Who Doesn't Want A Hot Air Balloon Ride?
Wednesday, August 26, 2009
Fauquier from 4,000 feet
The fog burned off, the breeze picked up, and a dozen hot-air balloons roared to life yesterday morning at the Flying Circus Airshow in Fauquier County.
They looked glamorous, their flame-belching burners lofting bright ripstop nylon domes against blue sky.
Up-and-down motion is no problem for these modern-day balloons, which can lift a passenger-laden craft hundreds of feet per minute.
But balloons don't steer. Where they go depends on the wind.
So for every breeze-blown basket at the airshow's annual balloon festival, which continues today, someone has to chase along on the ground.
For pilot Ken Krieger and his Gone With the Wind balloon, the designated chasers were son Evan Krieger and friend David Berka.
All three are from upstate New York, utterly unfamiliar with the back roads of Fauquier. That just made it interesting.
"We don't know where we're going, and we don't care," Berka said with bravado as he and Evan Krieger steered a conversion van hauling a trailer onto U.S. 17.
They kept the balloon in sight as they rode, watching it soar to 2,500 feet, then to 4,000--one of the day's highest flights.
It blew west over cattle-dotted fields and silver-green treetops and big round bales of hay.
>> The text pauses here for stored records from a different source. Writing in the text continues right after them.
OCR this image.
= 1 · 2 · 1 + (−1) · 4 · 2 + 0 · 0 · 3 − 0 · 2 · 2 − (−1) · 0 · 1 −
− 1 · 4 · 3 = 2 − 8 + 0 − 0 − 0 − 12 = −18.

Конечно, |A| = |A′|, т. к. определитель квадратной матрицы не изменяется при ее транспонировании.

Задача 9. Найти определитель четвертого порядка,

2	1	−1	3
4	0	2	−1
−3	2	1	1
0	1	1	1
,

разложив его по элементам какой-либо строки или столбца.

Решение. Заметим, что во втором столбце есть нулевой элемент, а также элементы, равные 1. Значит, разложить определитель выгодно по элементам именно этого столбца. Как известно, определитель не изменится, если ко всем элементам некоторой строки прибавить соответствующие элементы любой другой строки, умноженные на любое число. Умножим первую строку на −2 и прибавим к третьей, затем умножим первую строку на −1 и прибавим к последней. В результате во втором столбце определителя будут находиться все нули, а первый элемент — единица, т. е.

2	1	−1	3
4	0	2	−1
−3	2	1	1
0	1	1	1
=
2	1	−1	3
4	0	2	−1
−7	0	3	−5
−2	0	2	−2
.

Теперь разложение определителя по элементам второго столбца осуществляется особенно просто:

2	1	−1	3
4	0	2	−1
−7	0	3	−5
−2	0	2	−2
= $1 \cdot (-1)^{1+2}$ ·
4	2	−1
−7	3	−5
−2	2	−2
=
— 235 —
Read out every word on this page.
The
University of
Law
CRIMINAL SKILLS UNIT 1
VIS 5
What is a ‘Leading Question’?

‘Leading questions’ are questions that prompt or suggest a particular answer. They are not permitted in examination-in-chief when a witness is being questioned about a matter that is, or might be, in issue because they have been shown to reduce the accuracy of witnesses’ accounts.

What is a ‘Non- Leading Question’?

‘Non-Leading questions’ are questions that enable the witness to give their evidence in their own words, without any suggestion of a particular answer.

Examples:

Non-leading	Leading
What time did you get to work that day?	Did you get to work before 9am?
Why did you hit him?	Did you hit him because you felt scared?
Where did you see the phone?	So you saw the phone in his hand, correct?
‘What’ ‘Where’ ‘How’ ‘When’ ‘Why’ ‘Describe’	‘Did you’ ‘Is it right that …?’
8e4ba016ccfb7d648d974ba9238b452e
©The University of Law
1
Below, Krieger turned left off U.S. 17 onto Morgansburg Road. For a second, neither he nor Berka could see their balloon.
Then they caught a flash of color low in the sky.
"That's him, right there!" Krieger said.
"How's that for nailing it?" Berka said. "We're right on him."
To get to the balloon they had to drive onto private property. People are usually tickled to see a balloon land on their property, Berka said, but he always stops to ask before taking the van and trailer too far.
Yesterday, the homeowner cheerfully waved them on to the cow pasture where the balloon awaited. He asked only that they shut the gate behind them.
The Gone With the Wind balloon had floated to a rest near a downed oak tree. Krieger and his passengers--Pete and Doris Minnix of Bedford County and Tim Karney of Gainesville--stood in the basket, the balloon still inflated in case they had to take off again.
Berka assured them they had permission to land.
"There's cow crap everywhere," Evan Krieger commented. "It's all dry," said his dad.
Crew and passengers maneuvered the balloon, called the "envelope," to the ground. They watched out for brambles, which could rip the fabric. Then they squeezed the air out and packed the balloon into the trailer.
Back on land the three passengers still seemed to be floating, grins stretching off their faces.
It wasn't frightening at all, they said.
"You're so busy looking out at how beautiful everything is, you're not thinking that you're suspended 4,000 feet in the air on 2 inches of plywood," Karney said. "You're just enjoying the experience."
Ken Krieger produced a bottle of sparkling wine and a round of plastic cups.
As he filled them for a toast, he explained about the balloonists' prayer, traditionally said at the beginning or end of a flight.
"I don't like to do it before a flight, because it doesn't exactly inspire confidence if your pilot is praying," he said.